The message? The message was that I could be free from all of it whenever I wanted that I didn't need her or my dad or him. I didn't need anyone because no one had been there for me anyway not when I needed them, not now making me disgusting tea. I could have said any of this but instead I said "That I can do whatever I want when I want." This sounded a lot more pettier than I wanted to, but I didn't care.
"What a message," she said sarcastically and then waited a few seconds to throw her punch line. "A stupid message. For once Fay just take responsibility for your actions and ..."
I shake my head and wipe my tears because now I'm not hurt I'm just pissed. Take responsibility? For what? "No," I snap "You take f*ing responsibility. So I got expelled so what? Big whoop. Where the hell have you been? Where have you been my entire life?" I scream and this time I'm sobbing because it's the truth. "I needed you and you weren't there it's your damn responsibility to take care of me."
She's quiet for a while and finally says. "You're not a little kid anymore Fay. You can take care of yourself."
I shake my head and click the phone shut to at least get the satisfaction that I hung up first and then start sobbing because it's not fair. Any of it. I hear a knock on the door and see my Nana standing there. She comes closer to me and I let her hold me while I sob and for once she doesn't say anything and when there are no more years she gets up and leaves me alone. Just like that. I get up slowly and look at myself in the mirror, my eyes are puffy from my crying and I take a tissue blowing my nose. Screw them. All of them. I think to myself and go into the living room. My grandfather is watching his baseball game a bottle of beer in his hand. He's leaning forward like something important is happening, but I honestly don't get what.
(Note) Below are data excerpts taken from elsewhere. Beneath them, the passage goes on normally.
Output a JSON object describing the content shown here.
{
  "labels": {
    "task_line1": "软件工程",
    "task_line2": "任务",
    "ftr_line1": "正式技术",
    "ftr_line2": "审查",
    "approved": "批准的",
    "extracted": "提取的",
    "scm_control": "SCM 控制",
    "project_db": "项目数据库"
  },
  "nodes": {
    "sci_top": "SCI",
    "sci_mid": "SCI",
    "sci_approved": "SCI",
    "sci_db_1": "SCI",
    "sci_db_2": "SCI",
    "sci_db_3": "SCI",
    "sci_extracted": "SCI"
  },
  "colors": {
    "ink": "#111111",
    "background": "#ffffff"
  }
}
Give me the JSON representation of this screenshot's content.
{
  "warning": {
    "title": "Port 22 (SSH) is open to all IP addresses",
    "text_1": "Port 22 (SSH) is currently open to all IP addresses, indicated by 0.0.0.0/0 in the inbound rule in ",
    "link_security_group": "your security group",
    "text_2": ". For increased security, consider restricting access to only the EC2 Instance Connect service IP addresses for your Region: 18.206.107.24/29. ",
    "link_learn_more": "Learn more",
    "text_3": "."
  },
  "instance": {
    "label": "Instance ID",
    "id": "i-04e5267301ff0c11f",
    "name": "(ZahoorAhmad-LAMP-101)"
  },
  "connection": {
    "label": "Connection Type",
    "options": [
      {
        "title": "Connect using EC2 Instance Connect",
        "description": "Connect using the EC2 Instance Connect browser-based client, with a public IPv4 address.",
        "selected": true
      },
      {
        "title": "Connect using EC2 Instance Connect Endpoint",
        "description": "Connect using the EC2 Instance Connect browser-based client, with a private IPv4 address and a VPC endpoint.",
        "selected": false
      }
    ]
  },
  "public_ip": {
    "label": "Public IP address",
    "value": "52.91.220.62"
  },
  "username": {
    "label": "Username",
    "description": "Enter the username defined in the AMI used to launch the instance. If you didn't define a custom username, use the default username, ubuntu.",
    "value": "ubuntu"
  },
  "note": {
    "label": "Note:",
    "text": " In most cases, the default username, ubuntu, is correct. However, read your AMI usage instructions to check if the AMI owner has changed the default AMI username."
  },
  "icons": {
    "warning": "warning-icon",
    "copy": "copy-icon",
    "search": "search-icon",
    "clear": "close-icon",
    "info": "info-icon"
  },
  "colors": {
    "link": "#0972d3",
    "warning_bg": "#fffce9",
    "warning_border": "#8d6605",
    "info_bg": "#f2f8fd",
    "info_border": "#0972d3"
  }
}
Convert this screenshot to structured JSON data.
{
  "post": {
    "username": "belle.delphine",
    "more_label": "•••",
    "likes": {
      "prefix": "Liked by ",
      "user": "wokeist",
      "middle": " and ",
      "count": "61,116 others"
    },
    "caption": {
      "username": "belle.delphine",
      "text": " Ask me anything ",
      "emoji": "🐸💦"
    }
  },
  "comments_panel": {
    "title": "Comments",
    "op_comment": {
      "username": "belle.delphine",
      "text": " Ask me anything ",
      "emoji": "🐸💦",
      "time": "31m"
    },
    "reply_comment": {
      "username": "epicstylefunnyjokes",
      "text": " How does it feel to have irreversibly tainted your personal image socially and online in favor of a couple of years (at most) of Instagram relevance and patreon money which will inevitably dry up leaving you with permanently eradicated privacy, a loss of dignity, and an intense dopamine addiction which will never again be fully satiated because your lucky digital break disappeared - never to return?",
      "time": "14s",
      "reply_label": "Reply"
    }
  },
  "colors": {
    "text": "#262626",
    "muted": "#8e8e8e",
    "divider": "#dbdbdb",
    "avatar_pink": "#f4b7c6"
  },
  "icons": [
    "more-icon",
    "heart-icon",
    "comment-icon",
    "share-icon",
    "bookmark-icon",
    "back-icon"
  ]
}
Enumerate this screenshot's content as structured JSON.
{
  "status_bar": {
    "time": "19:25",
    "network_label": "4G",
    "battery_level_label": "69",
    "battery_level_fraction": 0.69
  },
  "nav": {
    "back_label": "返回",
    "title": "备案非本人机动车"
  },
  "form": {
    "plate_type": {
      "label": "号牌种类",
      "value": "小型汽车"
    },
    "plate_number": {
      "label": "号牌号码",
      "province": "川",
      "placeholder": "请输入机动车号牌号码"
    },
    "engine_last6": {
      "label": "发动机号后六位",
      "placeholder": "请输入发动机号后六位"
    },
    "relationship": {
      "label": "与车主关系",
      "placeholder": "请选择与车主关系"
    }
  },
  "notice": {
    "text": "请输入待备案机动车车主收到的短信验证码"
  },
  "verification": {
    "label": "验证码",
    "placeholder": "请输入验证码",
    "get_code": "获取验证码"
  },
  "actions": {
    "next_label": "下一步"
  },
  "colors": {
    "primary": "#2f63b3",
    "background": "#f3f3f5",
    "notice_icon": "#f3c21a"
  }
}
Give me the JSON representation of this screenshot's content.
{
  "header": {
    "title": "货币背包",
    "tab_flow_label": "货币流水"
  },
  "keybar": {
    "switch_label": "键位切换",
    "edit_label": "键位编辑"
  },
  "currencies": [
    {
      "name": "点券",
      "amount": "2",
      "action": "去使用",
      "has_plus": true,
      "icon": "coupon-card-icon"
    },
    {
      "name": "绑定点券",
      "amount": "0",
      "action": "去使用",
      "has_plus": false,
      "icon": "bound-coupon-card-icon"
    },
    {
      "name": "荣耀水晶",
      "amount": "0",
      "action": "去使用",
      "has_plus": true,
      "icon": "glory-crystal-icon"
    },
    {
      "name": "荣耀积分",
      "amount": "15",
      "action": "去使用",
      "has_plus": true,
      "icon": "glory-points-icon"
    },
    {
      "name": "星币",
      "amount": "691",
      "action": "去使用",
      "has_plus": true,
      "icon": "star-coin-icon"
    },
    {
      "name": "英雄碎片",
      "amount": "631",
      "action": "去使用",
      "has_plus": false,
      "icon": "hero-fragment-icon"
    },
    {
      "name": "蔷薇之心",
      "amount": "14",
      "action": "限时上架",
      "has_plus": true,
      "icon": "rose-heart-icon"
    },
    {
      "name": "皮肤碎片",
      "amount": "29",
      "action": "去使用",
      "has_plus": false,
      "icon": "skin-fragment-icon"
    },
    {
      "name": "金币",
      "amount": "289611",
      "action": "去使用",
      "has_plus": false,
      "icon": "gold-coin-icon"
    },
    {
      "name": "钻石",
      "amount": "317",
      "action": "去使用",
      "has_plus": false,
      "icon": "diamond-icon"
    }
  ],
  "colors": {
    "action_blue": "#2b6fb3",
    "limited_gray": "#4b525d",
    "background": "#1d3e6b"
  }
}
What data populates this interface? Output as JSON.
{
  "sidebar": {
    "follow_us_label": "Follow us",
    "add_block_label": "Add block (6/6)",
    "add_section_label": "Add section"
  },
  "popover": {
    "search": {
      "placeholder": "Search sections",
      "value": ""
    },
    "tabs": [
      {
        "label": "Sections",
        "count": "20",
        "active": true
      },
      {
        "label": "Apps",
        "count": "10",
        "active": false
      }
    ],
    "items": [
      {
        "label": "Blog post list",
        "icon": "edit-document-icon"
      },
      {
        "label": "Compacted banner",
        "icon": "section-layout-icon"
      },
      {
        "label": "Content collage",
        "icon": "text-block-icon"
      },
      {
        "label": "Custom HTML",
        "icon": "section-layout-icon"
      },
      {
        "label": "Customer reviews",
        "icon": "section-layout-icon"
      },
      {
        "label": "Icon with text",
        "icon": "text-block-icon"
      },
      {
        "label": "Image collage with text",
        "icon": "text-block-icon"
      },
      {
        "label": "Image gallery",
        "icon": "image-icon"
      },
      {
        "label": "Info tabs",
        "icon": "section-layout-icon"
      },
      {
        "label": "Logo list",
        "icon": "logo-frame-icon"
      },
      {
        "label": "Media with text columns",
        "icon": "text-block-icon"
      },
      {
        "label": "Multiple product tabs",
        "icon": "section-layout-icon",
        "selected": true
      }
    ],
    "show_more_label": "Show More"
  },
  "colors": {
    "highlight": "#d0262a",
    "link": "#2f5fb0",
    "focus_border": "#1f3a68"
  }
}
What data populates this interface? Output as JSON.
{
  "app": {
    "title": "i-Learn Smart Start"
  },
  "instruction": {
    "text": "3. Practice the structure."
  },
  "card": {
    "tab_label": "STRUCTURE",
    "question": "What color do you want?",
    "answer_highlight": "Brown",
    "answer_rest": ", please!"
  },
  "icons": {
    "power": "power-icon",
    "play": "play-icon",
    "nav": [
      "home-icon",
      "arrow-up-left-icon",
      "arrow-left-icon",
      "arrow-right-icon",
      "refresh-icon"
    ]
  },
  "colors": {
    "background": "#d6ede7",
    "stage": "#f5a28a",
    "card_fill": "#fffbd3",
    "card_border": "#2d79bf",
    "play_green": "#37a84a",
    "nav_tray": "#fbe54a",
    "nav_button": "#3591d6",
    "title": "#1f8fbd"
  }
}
"Jesus did you see that?" he says, but no ones listening. He leans back on the chair and I lean on the wall watching him. My Nana is sitting on one of those white couches crossing her legs. I look at her feet but they barely touch the couch they're small and delicate unlike mine, maybe that's why she's allowed to sit on them and I'm not. She's knitting something god knows what she's always knitting something, but I never see what it ends up becoming. Occasionally she looks at the TV her glasses low on her nose when my grandfather mutters something, but then she goes back to knitting. None of them see me watching them and I smile at the scene, but I can't say why. My nana finally sees me standing there watching them.
"Hello," she says then pats the couch next to her. "Come sit," she says like nothing happened like I didn't break down moments ago. I go to the couch and sit tentatively. This has to be a trick. I sit and she looks up at me again. "Get comfortable. You're to stiff," she tells me and I lay back and can't help putting my feet on the damn couch. I look for a reaction but she only gives me yarn. "You want me to teach you how to knit? Every woman should know how," she says.
I take the needle and yarn from her and smile because for once this is exactly where I want to be. I found the moment I was looking for. A moment of bliss. "I'd love to," I say finally.